"Foetus" should be included in the definition of ‘minor’ within the Child Protection Act, according to the Opposition.
Speaking in Parliament during a discussion concerning financial estimates of the Embryo Protection Authority for this year, Nationalist Party MP Claudio Grech said the government had an opportunity to reveal its true intentions.
The Child Protection Act would soon start being discussed and the inclusion of "foetus" (tarbija fil-ġuf) in the definition would send a strong signal that the unborn deserved protection as human beings.
The Child Protection Act has been promised since 2014. Social workers and foster carers are calling for its immediate enactment.
He also called for the strengthening of social services, whether provided by NGOs or the government, so that pregnant women who were facing difficult times and considering abortion, were supported to pull through.
Mr Grech meanwhile urged for a balance between the right to life, which he said was supreme, and supporting prospective parents with infertility issues.
He referred to the Embryo Protection Act as introduced in 2012, which he said had reached an ethical balance between the needs of prospective parents and the treatment of embryos.
Hundreds had been born through that law. However, he questioned how while the birth rate had remained the same, there had been a drop of 20 per cent in IVF procedures at public and private clinics.

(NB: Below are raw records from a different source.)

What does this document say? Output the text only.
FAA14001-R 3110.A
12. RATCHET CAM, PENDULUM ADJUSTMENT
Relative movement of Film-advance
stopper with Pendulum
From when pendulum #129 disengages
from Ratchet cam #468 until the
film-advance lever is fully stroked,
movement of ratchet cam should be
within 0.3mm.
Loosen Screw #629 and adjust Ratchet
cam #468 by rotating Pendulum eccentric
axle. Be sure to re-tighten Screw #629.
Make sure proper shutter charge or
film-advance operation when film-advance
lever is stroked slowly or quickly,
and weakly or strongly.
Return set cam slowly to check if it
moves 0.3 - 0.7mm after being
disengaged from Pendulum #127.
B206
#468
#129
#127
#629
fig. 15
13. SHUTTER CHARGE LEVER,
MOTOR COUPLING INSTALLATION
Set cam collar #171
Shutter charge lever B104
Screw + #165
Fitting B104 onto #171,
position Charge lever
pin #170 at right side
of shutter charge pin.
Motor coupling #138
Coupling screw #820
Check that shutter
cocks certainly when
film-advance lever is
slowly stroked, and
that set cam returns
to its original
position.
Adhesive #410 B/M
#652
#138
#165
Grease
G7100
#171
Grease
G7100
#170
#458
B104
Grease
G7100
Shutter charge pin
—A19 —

Also addressing Parliament, PN MP Claudette Buttigieg called for more sensitivity towards couples who did not want to have children and those who could not have children.
There were some who were not aware that their relatives had conceived through IVF because of the stigma, she said, calling for more psychological support for couples going through the process.
'All government members are against abortion'
Earlier, Labour Party MP Etienne Grech said that all government members were against abortion.
Dr Grech was providing figures about IVF treatment throughout 2018, which he said was most often the last hope for couples suffering infertility.
In all, there were 246 cycles, 56 of which resulted in pregnancies (a 23 per cent success rate).
He added that research on embryos, genetic modification and surrogacy were still illegal, however, there was room for discussion about the prospective legislation of surrogacy.
Discussion needed about surrogacy to support couples who cannot benefit from IVF procedures
'Need of debate about surrogacy'
PL MP Rosianne Cutajar meanwhile called for a discussion about the introduction of surrogacy, in order to support couples who could not benefit from IVF procedures.
“The reality is that there are still couples who are finding it difficult to become parents despite the amendments.
“This means that the government still hasn’t done justice to all, and there are couples who go abroad to undergo treatment that is not available in Malta,” she said.
The figures were encouraging but they were not enough. Infertility was a condition, and just like any other condition, people should receive treatment for it, Ms Cutajar noted.
The Labour MP said she looked forward to a mature discussion about amendments that would allow preimplantation genetic diagnosis (PGD is a procedure used prior to implantation to help identify genetic defects within embryos) and surrogacy).
Every year for the past few years there have been more than 200 IVF cycles, Health Minister Chris Fearne said in Parliament.
Data was only available from 2013 onwards, when the authority was set up. A total of 309 babies have been born since.
A total of 170 of these were born since 2015, when the service started being provided for free at Mater Dei Hospital.
Meanwhile, following last year’s amendments, 61 couples who had used up all cycles offered by the government (gone through three unsuccessful ones) were now entitled to another cycle.
The minister added that two couples who had had their embryos frozen abroad had brought them over to Malta, while another 11 couples had had their embryos frozen in Malta.
“All these couples have expressed their wish to use them, contrary to the initial fear that we will have large numbers of embryos that will remain frozen forever.”
There are also a small number of lesbian couples who are on the waiting list for IVF treatment.
These couples need gamete donation, and discussions with experts abroad are under way to see how gamete can be made available.